When I was a young girl I had a small wardrobe in my playroom. There were many days when I would climb inside, close the door, sit on the floor and lean against the wardrobe’s back wall. Each time I wished so hard that the wall would dissolve away and I would find myself in Narnia.
Today I turn thirty-five. Say it with me…t-h-i-r-t-y-f-i-v-e…doesn’t that sound so…grown up? Don’t you think of someone who is thirty-five as an “adult?” Somehow my brain cannot compute this information. I looked out of my front window this morning. It is my birthday after all. There was hope that perhaps the TARDIS would be out there in my front yard. The Doctor would be waving up at me (donning his best bow tie) and say,
Sarah! Now where do you want to go?” Then I thought, is that really what someone who is 35 should wish for their
birthday? Shouldn’t I want a nice pair
of slacks or a nice purse (and not the cool bottomless kind like Hermione). As my birthday fun treat I was given the opportunity
to go to the Arden theater to see their (children's theater) production of
Cinderella. I repeat, a children’s
theater production, not very adult at all. The
other day I was having a conversation with someone about reading certain kinds
of books and I said,
“I don’t like reading books where the characters are suffering the whole time…oh unless a dragon or maybe giant robots or something cool that is the cause of the suffering, then that’s okay.” Dragon’s and giant robots are not thirty-five sounding.

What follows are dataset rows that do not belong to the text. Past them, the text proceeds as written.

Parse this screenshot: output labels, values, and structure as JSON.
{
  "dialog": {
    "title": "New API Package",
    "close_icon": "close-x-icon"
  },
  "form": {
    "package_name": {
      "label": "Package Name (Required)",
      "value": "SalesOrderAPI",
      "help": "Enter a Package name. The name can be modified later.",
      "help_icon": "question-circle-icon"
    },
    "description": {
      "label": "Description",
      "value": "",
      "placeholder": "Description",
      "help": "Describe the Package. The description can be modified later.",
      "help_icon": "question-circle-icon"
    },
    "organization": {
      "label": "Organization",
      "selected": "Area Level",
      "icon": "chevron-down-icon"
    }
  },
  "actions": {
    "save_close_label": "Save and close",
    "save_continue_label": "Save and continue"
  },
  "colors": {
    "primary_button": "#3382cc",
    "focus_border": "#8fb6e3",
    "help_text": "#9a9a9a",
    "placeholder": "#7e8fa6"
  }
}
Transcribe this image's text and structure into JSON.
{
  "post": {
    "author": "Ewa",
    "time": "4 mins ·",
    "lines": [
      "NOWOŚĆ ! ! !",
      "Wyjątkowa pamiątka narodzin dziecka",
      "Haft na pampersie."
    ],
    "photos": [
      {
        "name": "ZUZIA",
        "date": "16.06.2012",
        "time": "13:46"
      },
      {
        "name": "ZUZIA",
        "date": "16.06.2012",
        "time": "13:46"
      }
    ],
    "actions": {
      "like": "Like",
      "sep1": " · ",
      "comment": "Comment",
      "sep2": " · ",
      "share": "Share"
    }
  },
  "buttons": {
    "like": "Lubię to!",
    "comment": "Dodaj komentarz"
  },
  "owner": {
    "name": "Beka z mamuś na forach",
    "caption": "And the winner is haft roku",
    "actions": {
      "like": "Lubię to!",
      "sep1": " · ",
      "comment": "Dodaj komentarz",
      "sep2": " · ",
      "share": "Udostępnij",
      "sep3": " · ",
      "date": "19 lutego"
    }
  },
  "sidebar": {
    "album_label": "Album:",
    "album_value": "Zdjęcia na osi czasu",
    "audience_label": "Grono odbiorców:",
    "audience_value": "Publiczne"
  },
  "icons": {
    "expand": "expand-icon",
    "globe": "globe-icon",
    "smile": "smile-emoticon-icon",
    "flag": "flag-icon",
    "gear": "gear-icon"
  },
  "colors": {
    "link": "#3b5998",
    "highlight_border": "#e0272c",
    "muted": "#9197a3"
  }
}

When I was a little girl I started using my imagination to cope with sadness. Awkward, odd and often made fun of I used to pretend that a man talked to me through my mirror. He was from another world where I was a princess who was stolen away and placed in this world for protection (Can you now understand how I felt when I first read Harry Potter? It was like finding a soul mate). On my sixteenth birthday I would have to go back to my kingdom and fight back for my throne (using an awesome magic sword). The man was my advisor who kept me updated on what was going on in the other world and I would often lament and pour my feelings out to him about how lame I found this one. Those classmates could mock me all they wanted…I was secretly a warrior princess so…in your face! To this day I still find imagination to be a reliable coping mechanism though I no longer secretly talk to my mirror. Instead I loose myself in the stories of others. Stories about flying around with Time Lords, or drinking vials of metals that will give you special powers, or solving crimes and/or puzzles because you are super intelligent, or being the chosen one who can save the world, or having dragon companions who you can talk to telepathically, just to name a few. I have also been known to write stories of my own about dreams delivered by spiders, a weird train that takes you to a spectacular place and doors that can only be opened by carving special keys. It seems at this point to be who I permanently am, an adult who has somehow still been able to retain the same imagination that she had as a young girl and I can only believe that on my seventy fifth birthday and beyond I will still look out of my window hoping for the TARDIS and still believe that perhaps the wall within the wardrobe will finally disappear.